One more thing that I will add, before I scarper off to do my home work for dear old Reggie, is that my firm is working on an even more exciting legal tool as I write. This, we are (provisionally at least) giving the ‘working title’ of the Super-Duper Injunction. I know this sounds frivolous, but who knows, for that very reason it perhaps also sounds reassuringly unthreatening.

What we hope to do is go one stage further than the super-injunction. You see, one of the problems in the case of the Guardian super-injunction was the role that the internet played. The law firm that attempted to muzzle the press kicked up a storm in trying to do so. Or to put it another way: The shit hit the Twitter. The news of the injunction and the case that they were trying to suppress spread like wildfire over the World Wide Web, undoing all the good work that the super-injunction had initially done.

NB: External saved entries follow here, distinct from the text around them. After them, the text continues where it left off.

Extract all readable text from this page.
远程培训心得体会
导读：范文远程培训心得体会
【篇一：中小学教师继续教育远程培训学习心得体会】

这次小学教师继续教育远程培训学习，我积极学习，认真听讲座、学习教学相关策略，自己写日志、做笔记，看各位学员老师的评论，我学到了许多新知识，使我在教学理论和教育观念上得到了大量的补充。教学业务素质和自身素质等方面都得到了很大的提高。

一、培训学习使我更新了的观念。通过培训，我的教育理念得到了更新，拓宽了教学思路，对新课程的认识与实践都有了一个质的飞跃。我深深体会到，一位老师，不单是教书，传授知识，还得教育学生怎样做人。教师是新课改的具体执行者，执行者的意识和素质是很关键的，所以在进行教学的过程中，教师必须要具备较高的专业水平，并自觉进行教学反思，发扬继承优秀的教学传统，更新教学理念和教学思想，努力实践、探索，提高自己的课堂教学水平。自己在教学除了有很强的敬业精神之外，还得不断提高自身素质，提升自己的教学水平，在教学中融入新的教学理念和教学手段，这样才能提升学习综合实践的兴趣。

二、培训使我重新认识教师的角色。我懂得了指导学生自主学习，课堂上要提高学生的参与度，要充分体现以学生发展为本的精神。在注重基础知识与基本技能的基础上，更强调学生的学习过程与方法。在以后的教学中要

So what we are hoping to do now is find a way to shut down entire networks of communication next time we find ourselves in this kind of situation. We would hope to be able to go direct to the operators of, say, Twitter and ensure that any particular strands or threads that violated the terms of the super-injunction would be blocked. Obviously we are hoping to glean some useful information from our friends in the People’s Republic of China and one or two of the Islamic nations, as they already have form in this area. But it would all be rather jolly if we could ensure – through the rule of British law - that certain words or conversation threads were entirely blocked from the likes of Twitter, Facebook, and some of the other squalid little social networking sites.

Anyway, I hope to be able to let you how we are getting on with the technical aspects of this exciting new development in the near future. In the meantime, it is back to investigating and steering Lady Ivana’s lurid excursions into the world of the blogosphere. Let’s hope that I get a case of Reggie’s Mouton 89 for my efforts!
Toodle pip!
The guest blogger today is a partner at the law firm Sheister Ganif and Sheister.